Apple is shopping for an AI chip company — and it's willing to spend billions
Apple is shopping for a chip company. According to The Information, people familiar with the matter say the iPhone maker has spent recent months talking to bankers about potential deals and reaching out to semiconductor startups to gauge their interest in being acquired.
The push comes as Apple grapples with performance issues inside its AI server infrastructure. Building its own server chips for artificial intelligence has become a priority, and the company appears to have concluded that buying existing silicon expertise is faster than growing it internally.
Apple has already shown it’s willing to write bigger checks. In January, it closed a $2 billion deal to acquire Q.Ai, an Israeli machine-learning company that specializes in reading speech through facial micro-movements. That acquisition was the second-largest in Apple’s history, behind only the $3 billion Beats purchase in 2014.

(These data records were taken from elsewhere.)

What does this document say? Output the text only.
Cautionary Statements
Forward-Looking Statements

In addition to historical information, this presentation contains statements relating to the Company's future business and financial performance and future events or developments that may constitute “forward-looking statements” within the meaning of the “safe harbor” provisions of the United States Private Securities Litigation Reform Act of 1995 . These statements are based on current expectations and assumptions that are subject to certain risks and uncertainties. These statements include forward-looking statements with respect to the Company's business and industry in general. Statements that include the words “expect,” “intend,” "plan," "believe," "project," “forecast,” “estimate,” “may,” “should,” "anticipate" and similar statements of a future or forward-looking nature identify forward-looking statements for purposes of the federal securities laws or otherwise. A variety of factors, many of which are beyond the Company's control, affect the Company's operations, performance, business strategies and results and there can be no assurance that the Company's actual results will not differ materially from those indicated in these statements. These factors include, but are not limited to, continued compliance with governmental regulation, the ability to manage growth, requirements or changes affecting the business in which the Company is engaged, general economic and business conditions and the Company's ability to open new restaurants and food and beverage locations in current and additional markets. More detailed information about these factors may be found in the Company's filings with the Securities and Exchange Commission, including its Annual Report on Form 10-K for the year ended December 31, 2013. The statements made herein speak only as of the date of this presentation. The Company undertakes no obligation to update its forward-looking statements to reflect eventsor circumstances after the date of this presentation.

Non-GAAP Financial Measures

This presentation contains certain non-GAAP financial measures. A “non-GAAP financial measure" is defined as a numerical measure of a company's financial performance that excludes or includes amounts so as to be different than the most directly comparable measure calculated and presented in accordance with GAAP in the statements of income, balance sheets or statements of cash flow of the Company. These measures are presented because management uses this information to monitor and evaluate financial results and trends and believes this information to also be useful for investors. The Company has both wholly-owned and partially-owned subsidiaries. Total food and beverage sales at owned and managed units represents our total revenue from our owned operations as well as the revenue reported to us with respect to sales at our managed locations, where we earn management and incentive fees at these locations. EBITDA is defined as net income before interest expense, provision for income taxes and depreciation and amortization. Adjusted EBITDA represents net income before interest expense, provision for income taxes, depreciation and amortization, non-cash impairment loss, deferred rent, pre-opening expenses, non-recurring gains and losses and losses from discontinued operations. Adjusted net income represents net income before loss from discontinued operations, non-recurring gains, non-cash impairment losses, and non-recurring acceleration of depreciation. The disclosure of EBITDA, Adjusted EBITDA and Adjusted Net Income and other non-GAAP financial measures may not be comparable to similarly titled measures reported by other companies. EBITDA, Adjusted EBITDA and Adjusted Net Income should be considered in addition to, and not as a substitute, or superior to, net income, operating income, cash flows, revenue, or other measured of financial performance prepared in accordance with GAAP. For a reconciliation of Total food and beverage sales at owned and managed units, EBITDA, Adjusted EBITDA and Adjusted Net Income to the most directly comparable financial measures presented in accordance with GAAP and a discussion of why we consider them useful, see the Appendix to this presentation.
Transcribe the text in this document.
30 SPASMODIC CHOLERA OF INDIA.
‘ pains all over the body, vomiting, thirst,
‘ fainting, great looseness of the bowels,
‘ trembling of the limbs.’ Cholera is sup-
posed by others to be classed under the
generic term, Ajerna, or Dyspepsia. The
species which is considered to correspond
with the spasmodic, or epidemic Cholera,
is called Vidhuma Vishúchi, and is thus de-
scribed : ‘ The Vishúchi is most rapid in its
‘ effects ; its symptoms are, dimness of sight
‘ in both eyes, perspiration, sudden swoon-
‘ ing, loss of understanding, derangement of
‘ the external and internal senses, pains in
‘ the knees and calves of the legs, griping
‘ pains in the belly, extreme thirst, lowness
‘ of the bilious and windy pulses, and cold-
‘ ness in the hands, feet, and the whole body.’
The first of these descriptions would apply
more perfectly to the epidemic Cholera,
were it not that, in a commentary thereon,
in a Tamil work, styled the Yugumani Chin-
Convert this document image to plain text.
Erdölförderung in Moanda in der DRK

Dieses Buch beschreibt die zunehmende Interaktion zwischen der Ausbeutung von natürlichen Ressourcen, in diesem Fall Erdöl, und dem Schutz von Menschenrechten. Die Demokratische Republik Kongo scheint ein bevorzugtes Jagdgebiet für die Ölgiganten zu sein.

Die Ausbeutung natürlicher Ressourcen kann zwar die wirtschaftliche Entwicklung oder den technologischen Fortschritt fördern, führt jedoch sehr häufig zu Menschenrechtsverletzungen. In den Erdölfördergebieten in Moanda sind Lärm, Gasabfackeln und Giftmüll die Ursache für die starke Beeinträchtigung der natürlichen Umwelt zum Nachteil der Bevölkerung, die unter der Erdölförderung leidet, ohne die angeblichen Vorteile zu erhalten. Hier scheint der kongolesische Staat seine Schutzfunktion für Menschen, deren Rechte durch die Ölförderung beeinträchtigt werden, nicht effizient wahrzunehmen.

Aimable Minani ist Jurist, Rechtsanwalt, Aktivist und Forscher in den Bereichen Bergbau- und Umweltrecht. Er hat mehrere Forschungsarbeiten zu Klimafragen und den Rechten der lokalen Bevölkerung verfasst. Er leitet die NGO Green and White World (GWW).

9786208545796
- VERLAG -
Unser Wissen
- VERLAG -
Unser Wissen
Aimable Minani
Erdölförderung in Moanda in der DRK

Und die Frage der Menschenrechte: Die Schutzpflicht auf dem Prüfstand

The Q.Ai deal is instructive. Apple bought PA Semi in 2008 for roughly $278 million — a small purchase that eventually led to the A-series processors and, later, the full Apple Silicon transition across Macs. The company seems to be betting that a similar playbook could work for AI infrastructure.
What’s different this time is the scale. Apple has historically kept its acquisition targets in the hundreds of millions. But the company is now preparing for deals worth tens of billions of dollars, according to people familiar with Apple’s thinking. That would put potential targets in the same league as its Beats and Q.Ai acquisitions — or larger.
The shift in strategy was telegraphed in Apple’s second-quarter earnings call. CFO Kevan Parekh signaled that Apple is moving away from its long-standing cash neutrality policy, which kept debt and cash reserves roughly balanced. The change means Apple is willing to dip into its substantial cash pile for major purchases instead of keeping it locked up.
Apple’s AI chip ambitions face real urgency. The company has been playing catch-up in large language models and generative AI, areas where competitors like Google, Microsoft, and Meta have been building custom server silicon for years. An acquisition — or several — could accelerate Apple’s timeline significantly.